L’année suivante, Fela Kuti organise son mariage avec 27 de ses choristes au cours d’une grande cérémonie dans le bureau de son avocat, Tunji Braithwaite, pour fêter le premier anniversaire de la destruction. Le mariage est interdit. Deux jours plus tard, le 20 février 1979, il le fait en secret dans l’ancien Parisona Hotel. Il déménagea ensuite dans un immeuble de trois étages à Lagos. Infecté par le sida, il meurt le 2 août 1997, mais laisse à la postérité plus de trente ans de carrière et une conscience politique.

En 2012, sous l’impulsion de Yeni Kuti, la demeure va entamer sa transformation en musée à l’image du « Graceland » d’Elvis Presley. Elle est devenue un musée :     le « Kalakuta Museum » depuis le 15 Octobre 2012, date marquant son 74ème anniversaire de sa naissance. Le Kalakuta Republic Museum est une initiative de l’ancien gouverneur de Lagos Babatunde Raji Fashola.

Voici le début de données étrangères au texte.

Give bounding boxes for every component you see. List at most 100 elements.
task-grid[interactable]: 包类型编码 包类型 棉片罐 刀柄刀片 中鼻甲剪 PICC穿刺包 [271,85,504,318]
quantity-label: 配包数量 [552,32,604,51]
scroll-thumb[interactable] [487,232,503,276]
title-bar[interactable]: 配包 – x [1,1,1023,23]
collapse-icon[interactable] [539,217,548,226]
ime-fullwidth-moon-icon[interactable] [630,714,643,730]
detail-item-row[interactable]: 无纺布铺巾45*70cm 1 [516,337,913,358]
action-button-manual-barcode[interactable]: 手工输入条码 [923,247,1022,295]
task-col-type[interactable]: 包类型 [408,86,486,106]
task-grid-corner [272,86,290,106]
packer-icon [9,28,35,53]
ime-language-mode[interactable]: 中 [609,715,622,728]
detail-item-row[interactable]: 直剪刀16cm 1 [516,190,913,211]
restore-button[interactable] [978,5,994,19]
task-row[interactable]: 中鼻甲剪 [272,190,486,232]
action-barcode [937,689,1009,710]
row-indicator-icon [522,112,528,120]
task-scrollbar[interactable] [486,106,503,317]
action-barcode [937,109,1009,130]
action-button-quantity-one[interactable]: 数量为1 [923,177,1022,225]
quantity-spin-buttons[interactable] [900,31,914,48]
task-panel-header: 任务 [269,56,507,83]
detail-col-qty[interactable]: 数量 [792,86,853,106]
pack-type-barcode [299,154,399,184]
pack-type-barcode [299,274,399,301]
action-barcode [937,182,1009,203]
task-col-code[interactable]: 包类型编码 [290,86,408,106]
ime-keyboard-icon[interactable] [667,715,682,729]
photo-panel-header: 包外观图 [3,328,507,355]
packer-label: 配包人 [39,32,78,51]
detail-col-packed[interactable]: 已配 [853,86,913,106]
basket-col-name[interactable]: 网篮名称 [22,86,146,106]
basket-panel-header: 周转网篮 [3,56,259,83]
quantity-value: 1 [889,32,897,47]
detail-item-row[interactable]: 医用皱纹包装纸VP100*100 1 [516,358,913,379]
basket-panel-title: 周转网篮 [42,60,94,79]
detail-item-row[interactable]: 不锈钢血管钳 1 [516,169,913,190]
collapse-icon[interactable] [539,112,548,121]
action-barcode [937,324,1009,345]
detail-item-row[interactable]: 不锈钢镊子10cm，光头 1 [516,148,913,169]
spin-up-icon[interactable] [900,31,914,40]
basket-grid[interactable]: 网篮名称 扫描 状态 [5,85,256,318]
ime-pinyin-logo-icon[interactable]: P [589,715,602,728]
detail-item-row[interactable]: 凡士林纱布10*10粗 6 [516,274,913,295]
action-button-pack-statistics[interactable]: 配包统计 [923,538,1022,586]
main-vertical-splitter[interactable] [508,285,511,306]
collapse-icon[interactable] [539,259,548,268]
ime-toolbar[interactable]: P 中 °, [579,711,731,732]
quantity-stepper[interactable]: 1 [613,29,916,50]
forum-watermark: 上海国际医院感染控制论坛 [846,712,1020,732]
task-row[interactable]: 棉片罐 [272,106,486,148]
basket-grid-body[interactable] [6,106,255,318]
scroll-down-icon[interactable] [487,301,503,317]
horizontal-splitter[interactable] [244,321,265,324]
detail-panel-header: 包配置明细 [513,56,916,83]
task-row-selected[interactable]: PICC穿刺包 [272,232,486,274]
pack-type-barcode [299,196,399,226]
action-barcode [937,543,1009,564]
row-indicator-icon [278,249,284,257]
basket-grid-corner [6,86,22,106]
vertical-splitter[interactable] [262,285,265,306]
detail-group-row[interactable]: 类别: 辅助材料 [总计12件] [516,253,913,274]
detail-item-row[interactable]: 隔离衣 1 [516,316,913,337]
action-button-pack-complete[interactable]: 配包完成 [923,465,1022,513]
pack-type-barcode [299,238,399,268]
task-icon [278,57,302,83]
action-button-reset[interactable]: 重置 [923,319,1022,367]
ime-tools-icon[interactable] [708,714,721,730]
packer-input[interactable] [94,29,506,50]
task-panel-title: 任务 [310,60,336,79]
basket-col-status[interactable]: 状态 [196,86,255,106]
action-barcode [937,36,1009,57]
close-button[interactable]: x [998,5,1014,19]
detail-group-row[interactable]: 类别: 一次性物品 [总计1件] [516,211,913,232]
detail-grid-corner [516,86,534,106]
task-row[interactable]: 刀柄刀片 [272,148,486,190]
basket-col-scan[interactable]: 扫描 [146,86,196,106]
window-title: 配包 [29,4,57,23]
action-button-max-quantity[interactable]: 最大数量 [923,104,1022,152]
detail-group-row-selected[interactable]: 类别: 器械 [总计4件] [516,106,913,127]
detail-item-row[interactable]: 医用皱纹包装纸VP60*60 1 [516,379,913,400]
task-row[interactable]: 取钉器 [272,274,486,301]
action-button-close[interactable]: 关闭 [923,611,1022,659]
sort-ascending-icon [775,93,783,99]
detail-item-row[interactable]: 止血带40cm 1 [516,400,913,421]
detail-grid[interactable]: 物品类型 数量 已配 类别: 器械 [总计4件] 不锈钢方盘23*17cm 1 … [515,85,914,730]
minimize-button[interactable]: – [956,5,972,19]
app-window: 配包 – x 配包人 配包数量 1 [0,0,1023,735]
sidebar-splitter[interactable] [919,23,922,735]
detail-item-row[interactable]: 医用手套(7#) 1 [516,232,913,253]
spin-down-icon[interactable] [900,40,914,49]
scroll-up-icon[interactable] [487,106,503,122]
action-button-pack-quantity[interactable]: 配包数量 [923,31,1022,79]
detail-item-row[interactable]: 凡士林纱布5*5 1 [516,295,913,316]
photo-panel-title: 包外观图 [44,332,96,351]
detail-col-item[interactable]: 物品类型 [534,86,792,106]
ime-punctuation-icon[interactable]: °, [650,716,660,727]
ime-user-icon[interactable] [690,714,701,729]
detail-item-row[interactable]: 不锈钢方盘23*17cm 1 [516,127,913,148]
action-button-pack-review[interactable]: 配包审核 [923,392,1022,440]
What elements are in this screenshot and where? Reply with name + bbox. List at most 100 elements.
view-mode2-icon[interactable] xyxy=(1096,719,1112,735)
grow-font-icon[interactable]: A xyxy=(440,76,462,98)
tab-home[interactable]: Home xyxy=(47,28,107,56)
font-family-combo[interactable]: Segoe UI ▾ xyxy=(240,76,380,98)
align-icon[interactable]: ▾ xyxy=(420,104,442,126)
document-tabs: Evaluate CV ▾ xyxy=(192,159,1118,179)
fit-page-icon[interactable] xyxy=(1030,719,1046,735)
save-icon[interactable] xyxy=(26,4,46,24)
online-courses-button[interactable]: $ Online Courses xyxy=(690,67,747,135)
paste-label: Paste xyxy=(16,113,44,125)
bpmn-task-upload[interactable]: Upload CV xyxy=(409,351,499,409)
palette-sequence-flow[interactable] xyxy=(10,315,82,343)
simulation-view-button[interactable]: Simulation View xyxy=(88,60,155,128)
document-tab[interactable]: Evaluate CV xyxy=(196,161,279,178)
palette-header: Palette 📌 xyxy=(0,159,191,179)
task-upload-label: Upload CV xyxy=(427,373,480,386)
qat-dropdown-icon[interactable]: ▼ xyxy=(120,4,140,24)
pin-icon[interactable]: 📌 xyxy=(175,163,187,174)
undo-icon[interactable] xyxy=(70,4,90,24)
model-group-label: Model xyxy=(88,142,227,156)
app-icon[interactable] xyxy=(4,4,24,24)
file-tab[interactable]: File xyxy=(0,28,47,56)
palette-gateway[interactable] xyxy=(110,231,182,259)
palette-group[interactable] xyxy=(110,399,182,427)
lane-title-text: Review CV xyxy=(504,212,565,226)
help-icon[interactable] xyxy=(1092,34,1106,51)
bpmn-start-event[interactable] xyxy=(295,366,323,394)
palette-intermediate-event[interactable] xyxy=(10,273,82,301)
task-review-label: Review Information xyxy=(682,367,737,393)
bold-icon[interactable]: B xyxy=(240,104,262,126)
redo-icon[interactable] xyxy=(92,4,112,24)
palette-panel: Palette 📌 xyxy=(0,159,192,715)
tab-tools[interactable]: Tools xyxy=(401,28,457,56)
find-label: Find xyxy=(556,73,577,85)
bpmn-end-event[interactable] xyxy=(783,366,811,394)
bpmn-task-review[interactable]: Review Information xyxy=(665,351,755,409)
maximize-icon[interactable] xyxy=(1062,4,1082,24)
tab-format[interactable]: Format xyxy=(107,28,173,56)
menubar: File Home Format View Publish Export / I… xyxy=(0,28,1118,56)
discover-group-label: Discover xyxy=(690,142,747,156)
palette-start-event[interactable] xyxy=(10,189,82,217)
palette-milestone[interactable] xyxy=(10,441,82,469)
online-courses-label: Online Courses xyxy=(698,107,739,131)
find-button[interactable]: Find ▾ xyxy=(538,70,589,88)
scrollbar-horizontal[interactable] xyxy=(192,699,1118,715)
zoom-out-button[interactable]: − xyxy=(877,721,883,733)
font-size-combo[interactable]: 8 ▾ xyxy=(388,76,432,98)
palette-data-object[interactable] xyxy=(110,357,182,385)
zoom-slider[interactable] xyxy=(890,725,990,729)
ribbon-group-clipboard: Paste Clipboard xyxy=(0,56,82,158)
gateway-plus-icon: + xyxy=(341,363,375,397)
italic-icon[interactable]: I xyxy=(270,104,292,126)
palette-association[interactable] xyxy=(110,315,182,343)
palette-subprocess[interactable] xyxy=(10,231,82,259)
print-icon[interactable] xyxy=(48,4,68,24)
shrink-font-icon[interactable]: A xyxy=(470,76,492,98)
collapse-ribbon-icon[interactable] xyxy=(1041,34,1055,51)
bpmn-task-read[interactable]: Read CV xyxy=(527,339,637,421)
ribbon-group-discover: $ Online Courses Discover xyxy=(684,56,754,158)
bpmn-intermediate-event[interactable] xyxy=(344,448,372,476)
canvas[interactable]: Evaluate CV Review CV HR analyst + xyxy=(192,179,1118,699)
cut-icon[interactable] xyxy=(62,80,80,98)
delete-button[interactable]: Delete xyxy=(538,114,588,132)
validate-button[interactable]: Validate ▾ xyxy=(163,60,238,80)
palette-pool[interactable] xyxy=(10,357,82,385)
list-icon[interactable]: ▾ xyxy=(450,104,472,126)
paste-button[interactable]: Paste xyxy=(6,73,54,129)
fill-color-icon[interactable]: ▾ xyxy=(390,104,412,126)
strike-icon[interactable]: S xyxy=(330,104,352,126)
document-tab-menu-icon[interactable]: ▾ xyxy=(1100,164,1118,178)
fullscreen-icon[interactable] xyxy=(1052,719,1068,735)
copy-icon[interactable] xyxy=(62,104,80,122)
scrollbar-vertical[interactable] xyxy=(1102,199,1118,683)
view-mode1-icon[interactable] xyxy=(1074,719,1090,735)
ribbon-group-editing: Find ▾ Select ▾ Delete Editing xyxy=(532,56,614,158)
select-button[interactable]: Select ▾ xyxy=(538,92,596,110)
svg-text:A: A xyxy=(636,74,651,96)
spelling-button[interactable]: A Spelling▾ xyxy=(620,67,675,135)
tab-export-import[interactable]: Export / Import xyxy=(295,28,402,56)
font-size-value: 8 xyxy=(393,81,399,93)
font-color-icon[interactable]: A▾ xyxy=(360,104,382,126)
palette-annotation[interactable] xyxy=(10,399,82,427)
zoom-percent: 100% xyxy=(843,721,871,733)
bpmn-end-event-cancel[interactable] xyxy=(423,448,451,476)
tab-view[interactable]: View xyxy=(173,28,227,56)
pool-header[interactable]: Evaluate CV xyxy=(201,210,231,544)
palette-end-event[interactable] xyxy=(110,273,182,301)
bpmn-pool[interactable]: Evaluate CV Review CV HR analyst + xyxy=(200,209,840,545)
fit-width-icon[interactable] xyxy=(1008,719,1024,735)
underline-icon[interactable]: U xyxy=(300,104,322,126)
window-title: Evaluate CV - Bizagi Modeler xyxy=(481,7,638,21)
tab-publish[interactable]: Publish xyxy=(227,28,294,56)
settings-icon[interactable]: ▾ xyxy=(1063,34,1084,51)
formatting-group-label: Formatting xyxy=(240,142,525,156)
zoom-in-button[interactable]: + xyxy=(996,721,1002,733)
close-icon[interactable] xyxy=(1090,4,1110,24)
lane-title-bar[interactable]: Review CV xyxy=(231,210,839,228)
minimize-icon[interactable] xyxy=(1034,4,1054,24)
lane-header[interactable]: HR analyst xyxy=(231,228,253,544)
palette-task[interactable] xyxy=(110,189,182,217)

Elle a été reconstruit pour aider les gens à comprendre la vie et la lutte de la légende d’afrobeat Fela Anikulapo Kuti, et depuis lors est géré par Total Consult Limited. Bien que l’aménagement ne soit pas terminé, le musée est tout de même ouvert au public. Ce sont plus de 3000 habits, des photographies, des chaussures et caleçons, des œuvres d’art disposés dans chaque pièce. Les photos prises avec des appareils photos y sont interdites, cependant le guide peut vous autoriser à prendre une ou deux photos avec votre téléphone portable. Chaque mur est décoré par des photos retraçant la vie de l’artiste depuis son enfance jusqu’à ses derniers moments de gloire sur terre ou encore par des peintures ou autres œuvres le représentant. Sur le toit se trouve un petit espace pour écouter les disques du génie musical et cela tout en se désaltérant avec des boissons achetées au petit bar installé à cet effet.
La tombe du musicien, en forme de pyramide s’élève devant le bâtiment, situé sur une route étroite.

‘’Il a été enterré là parce que nous voulions faire de cet endroit un musée après sa disparition avait expliqué sa fille Yeni Kuti.’’

Faits sur Fela Anikulapo Kuti
– Il a créé son propre parti politique, le Mouvement du peuple
Fela Anikulapo Kuti a inventé l’afrobeat
– Il a changé son nom de famille de Ransome à Anikulapo Kuti
Fela a épousé vingt-sept (27) femmes en un seul jour. Ses musiciens et danseurs de soutien étaient principalement ses épouses.

Objets non autorisées au Musée de la République de Kalakuta
1. Pas de drogues
2. Pas d’appareils photo professionnels, mais vous pouvez utiliser les appareils photo de votre téléphone
3. Pas de pantoufles dans le bâtiment.
4. Les enfants ne sont pas admis dans le salon sur le toit

Emplacement du musée de Kalakuta

9, Gbemiola Street, Allen Avenue, Ikeja, Lagos, Nigeria.